The administrator configured the LDAP Server to not accept anonymous binds.
Tomcat4 doesn't start when the LDAP Server has anonymous binds disabled
Error: 500 when trying to connect to Novell iManager
Error: 500 when trying to connect to Novell Portal Services
Changing the setting to Disallow anonymous simple bindYou will need the 1.3.6h version of Console1, that comes with Netware 6.5, to resolve this problem.
1. Start Console1
2. Open the LDAP Server object
3. Go to the Restrictions tab
4. Change the Bind Restrictions option from "Disallow anonymous simple bind" to "None"
5. Click on "Apply" to save your changes
If Tomcat 4
6. From the system console, type "tcadmup" to start Tomcat4
Changes to be made if Tomcat version is 4
There's a way to work-around the problem with Tomcat 4 and keep anonymous binds disabled. You'll need to edit two files:
1. sys:/tomcat/4/bin/tomcat4.ncf
a. Comment out the last two lines by inserting a ';' symbol at the beginning.
b. Add the following line to the end of the file - 'sys:/tomcat/4/bin/startup.ncf -config sys:/tomcat/4/conf/server.xml'.
When you are done, the last three lines of the file should look like this -
;java -classpath sys:/adminsrv/tccheck.jar;sys:/adminsrv/lib/jdom.jar com.novell.application.tomcat.util.tccheck.LDAPVerifier
;sys:/tomcat/4/conf/server.xml "sys:/tomcat/4/bin/startup %1 %2 %3 %4 %5 %6 %7 %8 %9" 40
sys:/tomcat/4/bin/startup.ncf -config sys:/tomcat/4/conf/server.xml
2. sys:/tomcat/4/conf/server.xml
a. Find the JNDIRealm section
b. Add two lines under the 'authentication="simple" ' line.
c. The first line is 'connectionName="cn=admin,o=novell" ' . Note: substitute one of your user entries for cn=admin,o=novell.
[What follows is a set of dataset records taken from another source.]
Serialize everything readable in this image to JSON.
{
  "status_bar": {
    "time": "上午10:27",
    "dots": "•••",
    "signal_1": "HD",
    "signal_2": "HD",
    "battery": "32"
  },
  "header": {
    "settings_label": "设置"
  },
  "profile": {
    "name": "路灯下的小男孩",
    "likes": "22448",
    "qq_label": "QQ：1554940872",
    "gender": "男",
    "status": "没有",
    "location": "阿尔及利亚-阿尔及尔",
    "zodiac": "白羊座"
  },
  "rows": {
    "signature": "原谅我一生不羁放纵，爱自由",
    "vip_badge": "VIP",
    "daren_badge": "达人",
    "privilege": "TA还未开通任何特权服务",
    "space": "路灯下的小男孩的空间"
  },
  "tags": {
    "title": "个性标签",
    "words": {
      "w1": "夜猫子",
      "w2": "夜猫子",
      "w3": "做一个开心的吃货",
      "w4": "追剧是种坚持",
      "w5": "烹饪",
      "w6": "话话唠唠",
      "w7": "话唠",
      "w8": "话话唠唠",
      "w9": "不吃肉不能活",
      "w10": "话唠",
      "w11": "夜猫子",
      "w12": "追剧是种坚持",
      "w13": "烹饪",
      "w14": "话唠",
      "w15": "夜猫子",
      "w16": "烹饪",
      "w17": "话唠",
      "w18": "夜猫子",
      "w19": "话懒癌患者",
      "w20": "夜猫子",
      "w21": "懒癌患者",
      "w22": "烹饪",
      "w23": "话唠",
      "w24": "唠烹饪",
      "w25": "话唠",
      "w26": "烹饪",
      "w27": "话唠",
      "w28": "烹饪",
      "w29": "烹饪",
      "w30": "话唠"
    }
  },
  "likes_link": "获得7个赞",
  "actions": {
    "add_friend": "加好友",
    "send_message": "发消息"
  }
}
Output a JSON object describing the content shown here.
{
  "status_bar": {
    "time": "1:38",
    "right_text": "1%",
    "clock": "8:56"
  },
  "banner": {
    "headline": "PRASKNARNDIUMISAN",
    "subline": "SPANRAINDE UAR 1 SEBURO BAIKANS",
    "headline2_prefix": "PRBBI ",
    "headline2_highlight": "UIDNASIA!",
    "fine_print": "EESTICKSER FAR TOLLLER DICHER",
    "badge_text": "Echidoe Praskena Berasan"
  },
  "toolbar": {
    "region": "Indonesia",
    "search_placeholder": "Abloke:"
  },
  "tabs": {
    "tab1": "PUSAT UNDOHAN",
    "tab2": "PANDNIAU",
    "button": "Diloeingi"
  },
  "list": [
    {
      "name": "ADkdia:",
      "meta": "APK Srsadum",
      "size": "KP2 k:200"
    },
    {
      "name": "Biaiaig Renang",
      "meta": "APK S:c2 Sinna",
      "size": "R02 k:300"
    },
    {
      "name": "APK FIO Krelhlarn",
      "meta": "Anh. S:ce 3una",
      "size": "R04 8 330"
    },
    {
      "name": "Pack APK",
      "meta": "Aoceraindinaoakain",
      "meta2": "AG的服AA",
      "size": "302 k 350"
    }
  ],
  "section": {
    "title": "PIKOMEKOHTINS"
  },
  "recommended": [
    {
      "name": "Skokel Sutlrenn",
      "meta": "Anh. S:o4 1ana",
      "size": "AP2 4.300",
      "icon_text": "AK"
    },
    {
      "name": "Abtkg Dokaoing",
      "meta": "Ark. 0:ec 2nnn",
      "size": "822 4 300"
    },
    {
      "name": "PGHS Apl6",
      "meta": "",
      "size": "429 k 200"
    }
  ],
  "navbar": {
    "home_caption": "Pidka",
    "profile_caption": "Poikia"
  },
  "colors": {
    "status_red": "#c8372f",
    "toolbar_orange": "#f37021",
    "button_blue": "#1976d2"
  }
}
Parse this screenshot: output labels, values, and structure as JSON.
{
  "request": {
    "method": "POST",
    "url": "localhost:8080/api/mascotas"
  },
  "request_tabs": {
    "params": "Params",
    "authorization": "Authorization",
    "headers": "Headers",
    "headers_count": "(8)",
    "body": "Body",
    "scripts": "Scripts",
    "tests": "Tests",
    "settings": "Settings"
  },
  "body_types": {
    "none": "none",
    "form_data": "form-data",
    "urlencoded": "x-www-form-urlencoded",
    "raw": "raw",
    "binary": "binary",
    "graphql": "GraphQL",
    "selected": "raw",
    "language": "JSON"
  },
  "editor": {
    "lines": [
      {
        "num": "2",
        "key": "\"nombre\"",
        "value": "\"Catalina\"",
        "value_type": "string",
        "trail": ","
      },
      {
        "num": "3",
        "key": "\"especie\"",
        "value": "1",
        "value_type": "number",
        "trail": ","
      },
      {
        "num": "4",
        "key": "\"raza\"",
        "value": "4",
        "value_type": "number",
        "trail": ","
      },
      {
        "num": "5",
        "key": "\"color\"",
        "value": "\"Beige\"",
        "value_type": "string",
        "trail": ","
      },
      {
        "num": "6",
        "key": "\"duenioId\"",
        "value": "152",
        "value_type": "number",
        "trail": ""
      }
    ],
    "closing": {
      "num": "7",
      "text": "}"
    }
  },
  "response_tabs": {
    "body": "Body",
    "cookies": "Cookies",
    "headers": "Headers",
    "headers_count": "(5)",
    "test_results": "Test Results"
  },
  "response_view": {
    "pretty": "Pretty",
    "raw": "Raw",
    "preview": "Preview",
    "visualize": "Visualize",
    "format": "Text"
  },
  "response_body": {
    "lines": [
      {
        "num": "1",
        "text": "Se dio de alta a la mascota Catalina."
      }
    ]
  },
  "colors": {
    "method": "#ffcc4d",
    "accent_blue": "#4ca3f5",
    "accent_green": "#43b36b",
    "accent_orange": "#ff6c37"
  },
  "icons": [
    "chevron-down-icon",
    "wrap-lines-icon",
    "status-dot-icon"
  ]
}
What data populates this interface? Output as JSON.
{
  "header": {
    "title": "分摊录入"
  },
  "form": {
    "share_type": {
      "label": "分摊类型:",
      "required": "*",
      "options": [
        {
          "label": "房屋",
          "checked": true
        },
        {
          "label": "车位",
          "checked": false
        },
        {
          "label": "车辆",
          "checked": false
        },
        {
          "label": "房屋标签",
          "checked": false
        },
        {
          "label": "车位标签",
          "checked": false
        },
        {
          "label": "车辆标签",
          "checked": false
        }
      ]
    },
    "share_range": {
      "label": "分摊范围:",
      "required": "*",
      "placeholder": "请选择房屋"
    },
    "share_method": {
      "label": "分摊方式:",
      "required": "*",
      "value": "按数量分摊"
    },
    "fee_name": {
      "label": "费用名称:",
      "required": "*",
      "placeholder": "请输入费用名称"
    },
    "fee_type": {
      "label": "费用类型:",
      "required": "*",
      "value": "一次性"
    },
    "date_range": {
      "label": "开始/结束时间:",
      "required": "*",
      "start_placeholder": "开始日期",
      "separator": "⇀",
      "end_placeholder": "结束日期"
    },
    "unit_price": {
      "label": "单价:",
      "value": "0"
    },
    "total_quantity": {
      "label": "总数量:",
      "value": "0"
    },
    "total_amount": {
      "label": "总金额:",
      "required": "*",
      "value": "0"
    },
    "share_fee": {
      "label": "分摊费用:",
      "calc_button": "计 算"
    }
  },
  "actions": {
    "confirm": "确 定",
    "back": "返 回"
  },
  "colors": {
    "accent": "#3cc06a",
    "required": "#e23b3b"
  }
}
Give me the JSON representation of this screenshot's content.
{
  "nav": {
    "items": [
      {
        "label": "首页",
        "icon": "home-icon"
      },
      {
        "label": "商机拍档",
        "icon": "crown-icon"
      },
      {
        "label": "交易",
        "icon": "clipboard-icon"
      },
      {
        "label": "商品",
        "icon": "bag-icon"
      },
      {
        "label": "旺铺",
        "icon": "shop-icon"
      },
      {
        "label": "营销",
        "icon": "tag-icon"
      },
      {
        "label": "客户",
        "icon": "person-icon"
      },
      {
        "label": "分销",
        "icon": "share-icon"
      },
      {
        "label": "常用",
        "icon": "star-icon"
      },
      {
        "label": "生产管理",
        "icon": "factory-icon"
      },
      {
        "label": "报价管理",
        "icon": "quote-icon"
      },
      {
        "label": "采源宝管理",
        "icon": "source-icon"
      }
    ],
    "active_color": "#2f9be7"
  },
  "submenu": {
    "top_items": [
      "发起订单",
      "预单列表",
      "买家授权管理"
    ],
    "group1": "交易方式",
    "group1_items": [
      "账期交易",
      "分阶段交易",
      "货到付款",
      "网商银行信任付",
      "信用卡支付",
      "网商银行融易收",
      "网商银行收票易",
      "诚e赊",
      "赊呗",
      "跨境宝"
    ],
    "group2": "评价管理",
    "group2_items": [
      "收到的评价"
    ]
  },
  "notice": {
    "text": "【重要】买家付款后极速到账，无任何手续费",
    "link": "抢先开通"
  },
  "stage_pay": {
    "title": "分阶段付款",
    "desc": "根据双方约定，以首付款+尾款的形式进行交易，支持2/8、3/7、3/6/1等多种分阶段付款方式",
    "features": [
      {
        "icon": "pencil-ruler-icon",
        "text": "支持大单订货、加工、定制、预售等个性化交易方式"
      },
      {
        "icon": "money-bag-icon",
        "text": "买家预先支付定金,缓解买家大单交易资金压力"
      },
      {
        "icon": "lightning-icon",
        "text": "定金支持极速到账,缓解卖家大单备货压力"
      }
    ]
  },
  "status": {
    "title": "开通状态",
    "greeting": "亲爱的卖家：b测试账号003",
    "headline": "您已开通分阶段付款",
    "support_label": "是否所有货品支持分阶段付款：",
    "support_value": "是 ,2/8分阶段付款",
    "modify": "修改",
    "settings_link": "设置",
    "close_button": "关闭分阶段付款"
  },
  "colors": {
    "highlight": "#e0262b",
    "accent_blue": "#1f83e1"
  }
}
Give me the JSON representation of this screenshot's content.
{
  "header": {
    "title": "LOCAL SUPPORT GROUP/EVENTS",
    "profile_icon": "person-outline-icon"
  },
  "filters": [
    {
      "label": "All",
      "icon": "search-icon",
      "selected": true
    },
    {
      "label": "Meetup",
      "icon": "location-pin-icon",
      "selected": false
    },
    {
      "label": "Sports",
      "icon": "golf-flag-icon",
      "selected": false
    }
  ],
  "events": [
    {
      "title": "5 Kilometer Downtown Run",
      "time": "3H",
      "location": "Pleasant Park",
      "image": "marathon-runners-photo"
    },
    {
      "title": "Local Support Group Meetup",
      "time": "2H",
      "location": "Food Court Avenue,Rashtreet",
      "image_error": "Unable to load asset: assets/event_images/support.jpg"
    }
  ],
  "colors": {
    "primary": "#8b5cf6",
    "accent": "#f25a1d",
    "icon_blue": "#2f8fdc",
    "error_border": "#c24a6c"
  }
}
d. The second line is 'connectionPassword="foobar" ' . Note: substitute your password for foobar.
When you are done, the JNDIRealm section should look llike this -
<Realm className="org.apache.catalina.realm.JNDIRealm"
connectionURL="ldap://localhost:636" debug="0"
userPattern="cn={0},O=novell" protocol="ssl"
authentication="simple"
connectionName="cn=admin,o=novell"
connectionPassword="WSpoint1"
roleBase="ou=Tomcat-Roles,O=novell" roleName="cn"
roleSearch="member={0}" />
3. From the console, type tomcat4. You should now be able to access iManager.
Changes to be made if Tomcat version is 5
There's a way to work-around the problem with Tomcat 5 and keep anonymous binds disabled. You'll need to edit two files:
1. sys:/tomcat/5.0/bin/tomcat5.ncf
a. Comment out the last two lines by inserting a ';' symbol at the beginning.
b. Add the following line to the end of the file - 'sys:/tomcat/5.0/bin/startup.ncf -config sys:/tomcat/5.0/conf/server.xml'.
When you are done, the last three lines of the file should look like this -
;java -classpath sys:/adminsrv/tccheck.jar;sys:/adminsrv/lib/jdom.jar com.novell.application.tomcat.util.tccheck.LDAPVerifier
;sys:/tomcat/4/conf/server.xml "sys:/tomcat/4/bin/startup %1 %2 %3 %4 %5 %6 %7 %8 %9" 40
sys:/tomcat/5.0/bin/startup.ncf -config sys:/tomcat/5.0/conf/server.xml
2. Open sys:/tomcat/5.0/conf/server.xml
a. Find the JNDIRealm section
b. Add two lines under the 'authentication="simple" ' line.
c. The first line is 'connectionName="cn=admin,o=novell" ' . Note: substitute one of your user entries for cn=admin,o=novell.
d. The second line is 'connectionPassword="foobar" ' . Note: substitute your password for foobar.
When you are done, the JNDIRealm section should look llike this -
<Realm className="org.apache.catalina.realm.JNDIRealm"
connectionURL="ldap://localhost:636" debug="0"
userPattern="cn={0},O=novell" protocol="ssl"
authentication="simple"
connectionName="cn=admin,o=novell"
connectionPassword="WSpoint1"
roleBase="ou=Tomcat-Roles,O=novell" roleName="cn"
roleSearch="member={0}" />
3. From the console, type tomcat5. You should now be able to access iManager.
When it's started, Tomcat4 does an anonymous bind to the LDAP Server. If this is not successful, Tomcat4 will not start.
Formerly known as TID# 10086383
Added the section of making similar changes on TOMCAT5 directories to acieve the same effect.